After testing, the tensile strength of the finished glove obtained in this example is 22.4Mpa, and the elongation at break is 670%, which meets the requirements of ASTMD3578-01 "Standard Specification for Latex Examination Gloves", and can effectively protect against gamma and beta rays The damage caused by it can reach 65% shielding under the energy irradiation of 60KEV.

In summary, the present invention proposes a novel radiation-proof material, and adds it to the raw material of latex gloves to prepare a new type of radiation-proof lead-free gloves, which can maintain the softness and ductility of latex gloves , and the radiation protection effect is good, avoiding the harm and toxicity of lead, and ensuring the fineness and safety of the staff's hand operation.

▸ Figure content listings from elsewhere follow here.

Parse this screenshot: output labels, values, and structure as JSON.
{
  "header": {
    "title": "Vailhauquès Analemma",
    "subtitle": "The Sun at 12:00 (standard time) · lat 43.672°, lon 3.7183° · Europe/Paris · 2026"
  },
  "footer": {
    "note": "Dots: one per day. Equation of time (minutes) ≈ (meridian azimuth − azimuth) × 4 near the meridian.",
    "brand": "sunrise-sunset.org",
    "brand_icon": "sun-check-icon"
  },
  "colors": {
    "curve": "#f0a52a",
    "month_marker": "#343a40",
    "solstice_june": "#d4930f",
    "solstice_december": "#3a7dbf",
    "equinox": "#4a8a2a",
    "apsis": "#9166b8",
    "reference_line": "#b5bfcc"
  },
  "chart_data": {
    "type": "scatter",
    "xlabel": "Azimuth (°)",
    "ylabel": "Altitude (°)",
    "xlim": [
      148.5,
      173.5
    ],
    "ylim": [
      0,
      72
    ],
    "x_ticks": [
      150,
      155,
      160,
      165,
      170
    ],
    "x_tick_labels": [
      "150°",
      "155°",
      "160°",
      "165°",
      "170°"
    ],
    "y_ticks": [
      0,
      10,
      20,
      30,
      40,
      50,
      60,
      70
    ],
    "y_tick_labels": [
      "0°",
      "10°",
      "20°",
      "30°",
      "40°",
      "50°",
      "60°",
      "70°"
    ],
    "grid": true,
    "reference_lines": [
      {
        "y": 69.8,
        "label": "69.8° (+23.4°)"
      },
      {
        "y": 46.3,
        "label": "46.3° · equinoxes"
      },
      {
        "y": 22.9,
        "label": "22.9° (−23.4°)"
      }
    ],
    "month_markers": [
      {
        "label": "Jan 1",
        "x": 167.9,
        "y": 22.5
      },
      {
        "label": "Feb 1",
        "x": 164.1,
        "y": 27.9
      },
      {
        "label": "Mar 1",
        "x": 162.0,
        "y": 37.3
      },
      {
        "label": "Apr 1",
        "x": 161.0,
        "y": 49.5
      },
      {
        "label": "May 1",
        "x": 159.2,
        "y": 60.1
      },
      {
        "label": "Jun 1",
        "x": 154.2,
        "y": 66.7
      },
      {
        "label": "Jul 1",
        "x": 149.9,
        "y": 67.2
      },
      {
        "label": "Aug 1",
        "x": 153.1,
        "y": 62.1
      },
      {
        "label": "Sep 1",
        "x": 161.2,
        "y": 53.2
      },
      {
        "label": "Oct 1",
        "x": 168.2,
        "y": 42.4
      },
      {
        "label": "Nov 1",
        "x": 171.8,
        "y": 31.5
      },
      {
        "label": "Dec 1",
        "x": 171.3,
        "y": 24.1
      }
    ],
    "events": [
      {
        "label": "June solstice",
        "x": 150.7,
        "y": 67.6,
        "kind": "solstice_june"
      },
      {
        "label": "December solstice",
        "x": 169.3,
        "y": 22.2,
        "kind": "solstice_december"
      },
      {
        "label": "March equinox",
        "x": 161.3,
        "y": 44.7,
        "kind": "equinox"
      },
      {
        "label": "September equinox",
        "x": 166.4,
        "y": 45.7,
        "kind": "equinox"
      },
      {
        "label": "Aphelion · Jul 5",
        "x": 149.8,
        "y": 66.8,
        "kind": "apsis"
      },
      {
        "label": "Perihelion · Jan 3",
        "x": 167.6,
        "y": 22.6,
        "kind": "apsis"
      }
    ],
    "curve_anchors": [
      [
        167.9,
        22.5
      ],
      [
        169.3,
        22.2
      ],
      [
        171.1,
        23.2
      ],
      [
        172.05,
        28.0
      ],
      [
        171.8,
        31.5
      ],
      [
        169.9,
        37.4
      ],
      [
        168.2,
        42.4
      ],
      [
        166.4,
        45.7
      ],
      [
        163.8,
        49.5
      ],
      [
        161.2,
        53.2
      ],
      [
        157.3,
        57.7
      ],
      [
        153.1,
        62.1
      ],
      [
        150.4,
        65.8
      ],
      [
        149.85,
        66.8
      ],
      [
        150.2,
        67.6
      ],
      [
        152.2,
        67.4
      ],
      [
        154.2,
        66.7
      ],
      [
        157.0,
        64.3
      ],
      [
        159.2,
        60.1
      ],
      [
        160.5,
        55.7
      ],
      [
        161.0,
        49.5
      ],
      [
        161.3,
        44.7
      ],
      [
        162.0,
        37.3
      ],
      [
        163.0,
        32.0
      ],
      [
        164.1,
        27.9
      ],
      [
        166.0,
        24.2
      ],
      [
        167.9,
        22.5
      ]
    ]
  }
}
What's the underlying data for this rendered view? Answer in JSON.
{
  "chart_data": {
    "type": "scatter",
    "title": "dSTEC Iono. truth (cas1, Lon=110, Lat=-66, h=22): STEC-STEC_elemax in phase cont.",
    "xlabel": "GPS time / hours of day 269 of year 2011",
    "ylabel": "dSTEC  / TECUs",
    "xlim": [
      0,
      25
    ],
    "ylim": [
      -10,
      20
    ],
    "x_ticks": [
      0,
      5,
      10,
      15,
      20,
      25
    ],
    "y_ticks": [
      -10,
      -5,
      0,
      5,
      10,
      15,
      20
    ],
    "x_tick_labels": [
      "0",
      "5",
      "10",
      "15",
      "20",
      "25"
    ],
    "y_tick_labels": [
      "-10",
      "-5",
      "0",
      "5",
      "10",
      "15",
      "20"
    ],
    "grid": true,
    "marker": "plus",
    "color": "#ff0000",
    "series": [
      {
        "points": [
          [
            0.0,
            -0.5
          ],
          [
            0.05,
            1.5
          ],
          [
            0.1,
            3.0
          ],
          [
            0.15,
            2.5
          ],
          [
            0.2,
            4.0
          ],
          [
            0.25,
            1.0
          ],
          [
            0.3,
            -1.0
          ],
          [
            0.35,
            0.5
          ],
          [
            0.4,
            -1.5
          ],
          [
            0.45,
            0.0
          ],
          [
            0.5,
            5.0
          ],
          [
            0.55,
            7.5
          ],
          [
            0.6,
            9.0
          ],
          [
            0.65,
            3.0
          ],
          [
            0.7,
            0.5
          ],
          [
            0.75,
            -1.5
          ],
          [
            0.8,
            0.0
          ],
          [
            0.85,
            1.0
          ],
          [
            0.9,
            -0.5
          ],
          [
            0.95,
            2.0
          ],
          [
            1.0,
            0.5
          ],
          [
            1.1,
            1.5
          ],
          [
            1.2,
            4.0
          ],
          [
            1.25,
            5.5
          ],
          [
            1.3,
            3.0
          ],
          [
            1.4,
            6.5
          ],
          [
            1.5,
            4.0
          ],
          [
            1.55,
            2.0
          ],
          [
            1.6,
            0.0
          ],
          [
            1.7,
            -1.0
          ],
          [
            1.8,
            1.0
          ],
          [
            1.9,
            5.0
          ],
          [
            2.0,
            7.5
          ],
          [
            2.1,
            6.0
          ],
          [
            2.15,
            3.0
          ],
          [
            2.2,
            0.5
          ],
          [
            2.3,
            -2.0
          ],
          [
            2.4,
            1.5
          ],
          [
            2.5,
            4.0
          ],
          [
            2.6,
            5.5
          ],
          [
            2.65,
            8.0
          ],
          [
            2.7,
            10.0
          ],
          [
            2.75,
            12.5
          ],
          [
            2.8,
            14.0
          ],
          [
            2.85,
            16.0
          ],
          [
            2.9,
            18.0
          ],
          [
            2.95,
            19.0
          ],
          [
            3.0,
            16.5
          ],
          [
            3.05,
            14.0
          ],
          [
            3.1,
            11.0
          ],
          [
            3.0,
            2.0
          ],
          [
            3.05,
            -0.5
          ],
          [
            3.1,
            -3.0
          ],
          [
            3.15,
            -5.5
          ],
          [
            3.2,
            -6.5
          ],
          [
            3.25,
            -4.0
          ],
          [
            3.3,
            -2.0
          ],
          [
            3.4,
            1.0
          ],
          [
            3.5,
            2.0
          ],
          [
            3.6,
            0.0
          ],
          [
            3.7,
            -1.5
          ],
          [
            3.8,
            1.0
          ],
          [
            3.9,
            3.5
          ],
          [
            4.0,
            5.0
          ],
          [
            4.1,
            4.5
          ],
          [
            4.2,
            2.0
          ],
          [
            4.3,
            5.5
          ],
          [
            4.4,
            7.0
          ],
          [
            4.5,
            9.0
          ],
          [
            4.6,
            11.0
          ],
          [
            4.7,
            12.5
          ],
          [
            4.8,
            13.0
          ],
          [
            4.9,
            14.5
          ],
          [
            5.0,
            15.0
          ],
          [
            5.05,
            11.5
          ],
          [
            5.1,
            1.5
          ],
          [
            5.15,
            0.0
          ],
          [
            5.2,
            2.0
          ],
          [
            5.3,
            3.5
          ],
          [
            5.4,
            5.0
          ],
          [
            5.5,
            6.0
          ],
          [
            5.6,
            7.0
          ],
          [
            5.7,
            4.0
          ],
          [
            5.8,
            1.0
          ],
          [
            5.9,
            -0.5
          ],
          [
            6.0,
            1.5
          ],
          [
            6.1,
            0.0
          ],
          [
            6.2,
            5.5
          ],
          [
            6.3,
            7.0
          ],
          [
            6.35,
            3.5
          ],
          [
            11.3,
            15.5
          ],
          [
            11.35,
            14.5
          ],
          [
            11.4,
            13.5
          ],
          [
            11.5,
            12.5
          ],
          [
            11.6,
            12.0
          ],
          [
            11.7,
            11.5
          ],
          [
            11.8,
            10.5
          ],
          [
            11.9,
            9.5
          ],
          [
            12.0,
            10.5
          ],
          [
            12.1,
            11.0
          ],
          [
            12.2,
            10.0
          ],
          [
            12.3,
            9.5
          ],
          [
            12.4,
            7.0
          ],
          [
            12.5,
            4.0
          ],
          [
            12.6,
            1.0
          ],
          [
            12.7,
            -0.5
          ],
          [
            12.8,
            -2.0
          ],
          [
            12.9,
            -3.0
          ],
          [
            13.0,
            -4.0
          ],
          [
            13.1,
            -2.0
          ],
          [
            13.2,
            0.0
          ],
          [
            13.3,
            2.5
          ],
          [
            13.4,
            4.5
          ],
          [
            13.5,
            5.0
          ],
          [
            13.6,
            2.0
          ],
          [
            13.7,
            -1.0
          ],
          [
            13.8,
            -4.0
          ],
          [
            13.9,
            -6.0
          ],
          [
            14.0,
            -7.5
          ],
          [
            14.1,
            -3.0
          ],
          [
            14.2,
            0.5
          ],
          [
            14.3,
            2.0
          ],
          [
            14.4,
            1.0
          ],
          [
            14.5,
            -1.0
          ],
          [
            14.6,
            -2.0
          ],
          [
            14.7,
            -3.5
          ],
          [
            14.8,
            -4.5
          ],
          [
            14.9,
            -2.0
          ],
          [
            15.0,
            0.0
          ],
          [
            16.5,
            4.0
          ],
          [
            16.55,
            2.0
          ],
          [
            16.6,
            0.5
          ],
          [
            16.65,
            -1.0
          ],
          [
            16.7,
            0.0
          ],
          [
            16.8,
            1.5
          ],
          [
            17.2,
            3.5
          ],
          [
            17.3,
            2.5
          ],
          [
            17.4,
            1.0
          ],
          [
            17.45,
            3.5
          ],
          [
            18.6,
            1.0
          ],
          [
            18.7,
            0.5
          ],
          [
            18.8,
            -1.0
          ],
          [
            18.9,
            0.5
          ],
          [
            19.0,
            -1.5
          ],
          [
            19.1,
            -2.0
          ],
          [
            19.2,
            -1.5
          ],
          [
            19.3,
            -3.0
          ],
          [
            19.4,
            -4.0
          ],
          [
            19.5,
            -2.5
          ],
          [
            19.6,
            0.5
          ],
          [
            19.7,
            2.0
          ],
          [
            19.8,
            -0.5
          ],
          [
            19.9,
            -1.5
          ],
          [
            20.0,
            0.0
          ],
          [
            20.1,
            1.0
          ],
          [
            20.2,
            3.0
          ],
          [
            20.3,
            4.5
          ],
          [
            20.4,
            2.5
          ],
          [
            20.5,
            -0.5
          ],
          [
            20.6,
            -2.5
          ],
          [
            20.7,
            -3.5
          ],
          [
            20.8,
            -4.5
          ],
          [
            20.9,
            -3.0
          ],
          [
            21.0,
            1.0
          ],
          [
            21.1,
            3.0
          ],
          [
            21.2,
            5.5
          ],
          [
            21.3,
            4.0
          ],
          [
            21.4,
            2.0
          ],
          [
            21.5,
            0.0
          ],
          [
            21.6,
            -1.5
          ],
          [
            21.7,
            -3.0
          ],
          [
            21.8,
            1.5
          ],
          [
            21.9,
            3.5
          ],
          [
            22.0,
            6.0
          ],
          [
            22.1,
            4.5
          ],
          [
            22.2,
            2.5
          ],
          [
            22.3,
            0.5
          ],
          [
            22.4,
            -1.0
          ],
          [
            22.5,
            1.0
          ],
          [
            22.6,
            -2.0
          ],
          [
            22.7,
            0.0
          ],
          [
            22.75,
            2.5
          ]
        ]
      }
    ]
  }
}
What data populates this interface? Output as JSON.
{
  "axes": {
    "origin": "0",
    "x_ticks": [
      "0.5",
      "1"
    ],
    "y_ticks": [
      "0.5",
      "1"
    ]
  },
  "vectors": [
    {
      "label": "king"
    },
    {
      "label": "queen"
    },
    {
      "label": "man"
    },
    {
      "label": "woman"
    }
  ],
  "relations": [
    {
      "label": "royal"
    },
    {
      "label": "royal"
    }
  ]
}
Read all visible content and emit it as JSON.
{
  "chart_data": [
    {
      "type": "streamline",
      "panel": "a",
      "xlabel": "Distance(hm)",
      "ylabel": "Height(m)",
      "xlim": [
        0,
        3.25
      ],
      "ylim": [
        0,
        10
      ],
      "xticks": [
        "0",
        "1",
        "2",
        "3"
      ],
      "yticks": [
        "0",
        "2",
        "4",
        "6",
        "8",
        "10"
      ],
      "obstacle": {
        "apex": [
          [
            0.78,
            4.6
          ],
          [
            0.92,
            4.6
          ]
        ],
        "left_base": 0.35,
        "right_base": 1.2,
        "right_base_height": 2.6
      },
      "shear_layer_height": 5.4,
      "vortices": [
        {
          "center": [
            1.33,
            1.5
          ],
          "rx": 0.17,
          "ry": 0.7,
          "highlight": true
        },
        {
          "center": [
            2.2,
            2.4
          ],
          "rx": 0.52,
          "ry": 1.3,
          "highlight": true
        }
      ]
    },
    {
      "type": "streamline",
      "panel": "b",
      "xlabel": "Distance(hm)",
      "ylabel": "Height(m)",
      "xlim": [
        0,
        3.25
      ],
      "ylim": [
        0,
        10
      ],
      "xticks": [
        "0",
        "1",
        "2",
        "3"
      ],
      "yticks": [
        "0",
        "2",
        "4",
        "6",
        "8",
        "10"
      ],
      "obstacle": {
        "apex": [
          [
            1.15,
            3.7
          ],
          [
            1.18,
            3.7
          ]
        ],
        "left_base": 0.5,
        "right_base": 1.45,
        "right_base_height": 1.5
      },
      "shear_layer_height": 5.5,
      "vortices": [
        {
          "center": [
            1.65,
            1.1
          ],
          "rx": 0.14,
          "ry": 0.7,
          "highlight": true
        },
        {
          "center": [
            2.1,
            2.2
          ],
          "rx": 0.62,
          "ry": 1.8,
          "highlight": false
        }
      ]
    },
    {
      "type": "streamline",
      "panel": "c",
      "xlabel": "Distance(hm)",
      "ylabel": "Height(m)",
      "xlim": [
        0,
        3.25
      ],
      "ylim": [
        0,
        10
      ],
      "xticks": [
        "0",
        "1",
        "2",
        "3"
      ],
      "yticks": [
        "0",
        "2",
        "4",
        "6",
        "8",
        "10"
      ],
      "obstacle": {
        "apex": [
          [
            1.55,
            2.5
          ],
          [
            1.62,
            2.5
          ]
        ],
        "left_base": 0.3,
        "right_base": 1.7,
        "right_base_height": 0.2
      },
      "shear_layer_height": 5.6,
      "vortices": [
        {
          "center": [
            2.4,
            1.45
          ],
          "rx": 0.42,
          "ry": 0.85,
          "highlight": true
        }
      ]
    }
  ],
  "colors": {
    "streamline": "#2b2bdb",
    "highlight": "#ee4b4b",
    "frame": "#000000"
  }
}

The above is only a preferred embodiment of the present invention, and is not intended to limit the present invention. It should be pointed out that for those of ordinary skill in the art, some improvements can also be made without departing from the technical principle of the present invention. and modifications, these improvements and modifications should also be considered as the protection scope of the present invention.

Claims (2)

1. A kind of 1. preparation method of gloves, it is characterised in that：Comprise the following steps：

   (1) radiation proof material that weight percentage is 30% is added in liquid natural rubber, 1.5h is stirred at 45 DEG C；

   (2) mixture of step (1) is cooled to 21 DEG C, glove mould is immersed in mixture, impregnate 1h；

   (3) after completing dipping, by mixture 30 minute of the glove mould in 116 DEG C of bakings 5 minutes, then soaking step (2), then Toast at 116 DEG C 5 minutes, then dry 50 minutes；

   (4) it is stripped, obtains gloves；

   Wherein described radiation proof material includes the component of following weight percentage：

   Nanometer bismuth oxide：56%；

   Aluminum fluoride：35%；

   Lanthanum oxide：4%；

   Nano tungsten trioxide：3%；

   Fullerol nanoparticle：2%；

   The particle diameter of the nanometer bismuth oxide is：500nm, the particle diameter of the nano tungsten trioxide are：300nm, the fowler The particle diameter of alcohol nanoparticle is：500nm.
2. A kind of 2. gloves, it is characterised in that：It is made as the preparation method described in claim 1.